Lego is set to give a makeover to its iconic bricks after 58 years. Lego has announced that its brick pieces will be made using more ‘botanical elements’ including leaves, bushes, and sugarcane. The Lego bricks will be composed of polyethylene based on sugarcane material that will be ‘technically identical to those produced using conventional plastic’. Lego currently makes its bricks using oil-based plastic material that will be replaced gradually by sustainably sourced plastic, which will come from World Wildlife Fund, or WWF as a result of the partnership between the two companies.
The Lego bricks made from polyethylene elements are 1-2 per cent of the total amount of plastic elements. The new polyethylene that will be used in the Lego bricks will be made from the ethanol that is a byproduct of sugarcane molasses. This move will help the company focus on its aim of using sustainable raw materials in its products by the year 2030. To make this happen, Lego has partnered WWF that will provide the raw material for bioplastics under the latter’s initiative called Bioplastic Feedstock Alliance (BFA).
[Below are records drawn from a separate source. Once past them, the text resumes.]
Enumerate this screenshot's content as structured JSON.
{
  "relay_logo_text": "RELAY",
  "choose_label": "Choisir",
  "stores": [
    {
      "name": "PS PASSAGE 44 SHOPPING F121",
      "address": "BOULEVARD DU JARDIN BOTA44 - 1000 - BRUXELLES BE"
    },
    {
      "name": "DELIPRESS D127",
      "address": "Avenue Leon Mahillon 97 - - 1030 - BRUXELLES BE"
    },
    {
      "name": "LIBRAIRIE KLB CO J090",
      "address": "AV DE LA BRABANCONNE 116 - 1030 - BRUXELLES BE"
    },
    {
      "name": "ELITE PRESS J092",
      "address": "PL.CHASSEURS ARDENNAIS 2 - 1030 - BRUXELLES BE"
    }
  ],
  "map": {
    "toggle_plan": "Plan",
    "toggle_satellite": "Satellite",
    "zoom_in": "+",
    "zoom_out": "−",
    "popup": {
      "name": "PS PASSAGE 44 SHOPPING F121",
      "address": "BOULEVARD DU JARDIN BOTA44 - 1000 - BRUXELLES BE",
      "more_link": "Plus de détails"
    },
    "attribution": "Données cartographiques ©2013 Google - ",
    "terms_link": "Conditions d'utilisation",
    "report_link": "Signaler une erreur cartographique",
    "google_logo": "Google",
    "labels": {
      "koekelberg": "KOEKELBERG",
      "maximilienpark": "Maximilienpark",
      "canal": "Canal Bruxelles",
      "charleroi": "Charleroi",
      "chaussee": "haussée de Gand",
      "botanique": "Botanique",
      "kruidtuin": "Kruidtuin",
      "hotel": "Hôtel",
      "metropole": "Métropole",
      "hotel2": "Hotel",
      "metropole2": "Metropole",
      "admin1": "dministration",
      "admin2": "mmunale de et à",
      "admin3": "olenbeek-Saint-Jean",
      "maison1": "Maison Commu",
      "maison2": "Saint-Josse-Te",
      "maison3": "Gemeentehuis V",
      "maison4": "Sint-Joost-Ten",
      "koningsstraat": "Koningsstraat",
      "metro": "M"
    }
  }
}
“The Lego Group’s decision to pursue sustainably sourced bio-based plastics represents an incredible opportunity to reduce dependence on finite resources, and their work with the Bioplastic Feedstock Alliance will allow them to connect with other companies to continue to think creatively about sustainability,” said Alix Grabowski, a senior program officer at WWF in a statement.
Lego, in a blog post, explains what the term ‘sustainable material’ actually means to the company, helping it in contributing to the cause of global action on climate change. According to the company, ‘sustainable material’ should be something that “must have an ever-lighter footprint than the material it replaces across key environmental and social impact areas”. The company also advises to recycle the Lego bricks by donating them if not wanted, or just giving out with other plastics lying around in the house in case they are worn out.